On 3/27/07, Gilles Scokart <[EMAIL PROTECTED]> wrote:


I started to try to scoping for the ivy:settings with the same idea than
Maarten (<ivy:settings id="my-settings" settings="settings.xml" />
<ivy:resolve resolveId="my-resolve" settingsRef="my-settings" />
<ivy:cachepath resolveId="my-resolve" settingsRef="my-settings" />)

And during the test I notice a side effect that I didn't expected.  The
trace of the old configure task are now present in the first task to use
the
settings (of curse, you would say).  For the settings, it is not really an
issue.  However, if we go up to the ivy:cachepath datatype, it might be
more
problematic.  We could end with all the resolve traces under a [java]
task,
which might be disappointing for the user.

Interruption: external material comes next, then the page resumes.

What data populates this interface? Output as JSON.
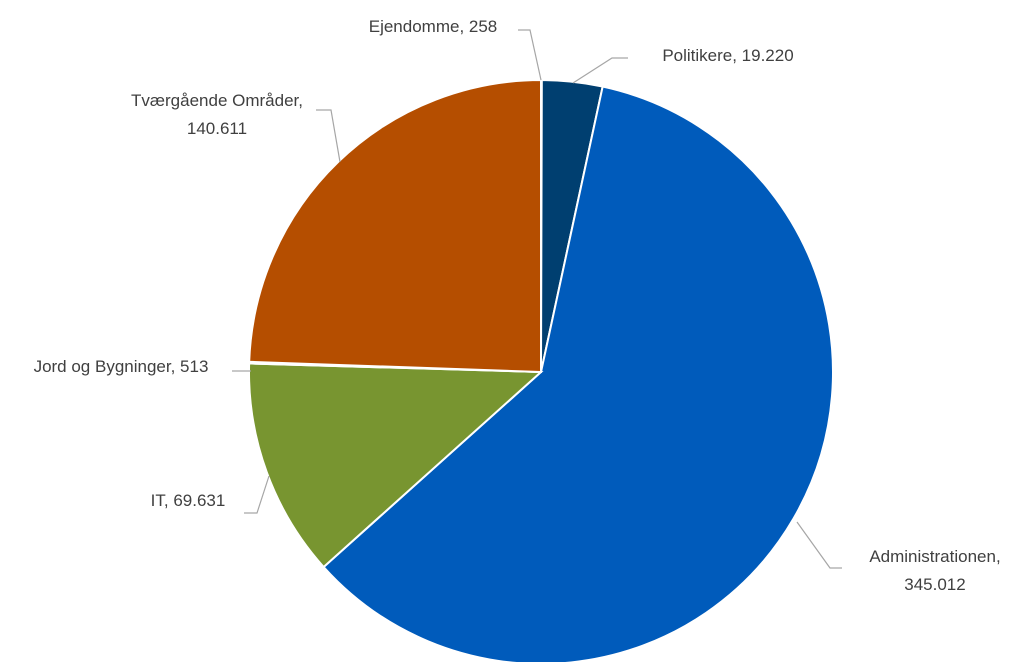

We should probably see it in action before really evaluate the impact, but
that's a potential issue.

What is your feeling about that?


I agree that users will certainly be disapointed by traces like that, but
fortunately we can control the output. It will require some more work on the
Messages API, but I think we can log using another task logger, and thus
seeing the configure trace in the settings or configure task, even if it's
triggered by a cachepath in java.

BTW, according to your discussion about datatype lifecycle on ant mailing
list, I think the major concern for now is that datatype have no real
lifecycle, so I don't think converting cachepath and cachefileset to
datatypes is a good idea with current Ant version.